The specific objectives of the IGC or governance advisory arrangement are to:
(a) assess whether a firm provides value for money for relevant policyholders or pathway investors;
(b) provide an independent consideration of a firm’s policies on:
(i) ESG financial considerations;
(ii) non-financial matters;
(iii) stewardship; and
(iv) where applicable, other financial considerations to the extent that they pose a particular and significant risk of financial harm to the relevant policyholders or pathway investors.
Requirement to establish an IGC
A firm (Firm A) must establish an IGC, unless:
(1) Firm A has established a governance advisory arrangement in accordance with COBS 19.5.3R; or
(2) another firm in Firm A’s group has already established an IGC under this section, and Firm A has made arrangements with that IGC to cover a relevant scheme operated by Firm A or a pathway investment offered by Firm A.
Governance advisory arrangements
(1) If a firm considers it appropriate, it may establish a governance advisory arrangement instead of an IGC, having regard to:
(a) for a relevant scheme operator, the size, complexity and nature of the relevant scheme it operates; or
(b) for a pathway firm, the size of the take up, or expected size of the take up, complexity and nature of the pathway investment.

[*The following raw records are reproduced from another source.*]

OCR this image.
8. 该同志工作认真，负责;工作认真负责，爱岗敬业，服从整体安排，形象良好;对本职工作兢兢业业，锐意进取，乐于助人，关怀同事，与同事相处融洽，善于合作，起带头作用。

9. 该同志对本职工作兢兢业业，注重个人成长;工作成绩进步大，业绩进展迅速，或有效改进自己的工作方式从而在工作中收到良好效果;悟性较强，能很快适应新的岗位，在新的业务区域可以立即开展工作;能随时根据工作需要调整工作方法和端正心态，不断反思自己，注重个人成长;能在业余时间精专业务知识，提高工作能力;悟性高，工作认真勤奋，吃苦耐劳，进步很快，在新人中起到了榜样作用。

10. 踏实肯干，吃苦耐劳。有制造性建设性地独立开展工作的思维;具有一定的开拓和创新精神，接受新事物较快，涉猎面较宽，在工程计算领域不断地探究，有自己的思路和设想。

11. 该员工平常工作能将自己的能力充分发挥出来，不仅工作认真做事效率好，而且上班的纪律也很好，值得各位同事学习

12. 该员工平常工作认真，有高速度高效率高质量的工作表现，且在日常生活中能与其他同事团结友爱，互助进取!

(2) If a firm has decided to establish a governance advisory arrangement rather than an IGC, this section (other than COBS 19.5.9R (2), COBS 19.5.9R (3), COBS 19.5.10 G, COBS 19.5.11 R and COBS 19.5.12 G) apply to the firm by reading references to the IGC as references to the governance advisory arrangement.
(3) A firm must establish a governance advisory arrangement on terms that secure the independence of the governance advisory arrangement and its Chair from the firm.
(1) Firms with large or complex relevant schemes should establish an IGC. For the purposes of this section, a firm may determine whether it has large relevant schemes by reference to:
(a) the number of relevant policyholders in relevant schemes;
(b) the funds under management in relevant schemes; and
(c) the number of employers contributing to relevant schemes.
(2) Examples of features that might indicate complex schemes include:
(a) schemes that are operated on multiple information technology systems;
(b) schemes that have multiple charging structures;
(c) schemes that offer a with-profits fund; and
(d) the firm offers relevant policyholders access to investment funds it operates or which are operated by an entity with the same ownership.
(3) A pathway firm that has, or expects to have, a large take up of a pathway investment should establish an IGC.
(4) A firm may determine whether it has, or expects to have, a large take up of a pathway investment by reference to:
(a) the number of retail clients invested, or expected to invest, in a pathway investment offered by the firm; or
(b) the amount of the firm’s pathway investors’ funds under, or expected to be under management in a pathway investment offered by the firm.
(5) Examples of features that might indicate a complex pathway investment include:
(a) a pathway investment that has multiple charging structures; or
(b) a pathway investment that uses a sophisticated or complex investment strategy, which may include investments in a with-profits fund.
(6) Having regard to the nature of the pathway investment, a firm may consider that it is more appropriate to use a governance advisory arrangement where the pathway investment it offers is manufactured by another firm.
(7) If a firm manufactures its own pathway investment, it may be more appropriate for the firm to establish an IGC.
(8) A firm should consider establishing an IGC instead of a governance advisory arrangement if the firm both operates a relevant scheme and also manufactures its own pathway investment.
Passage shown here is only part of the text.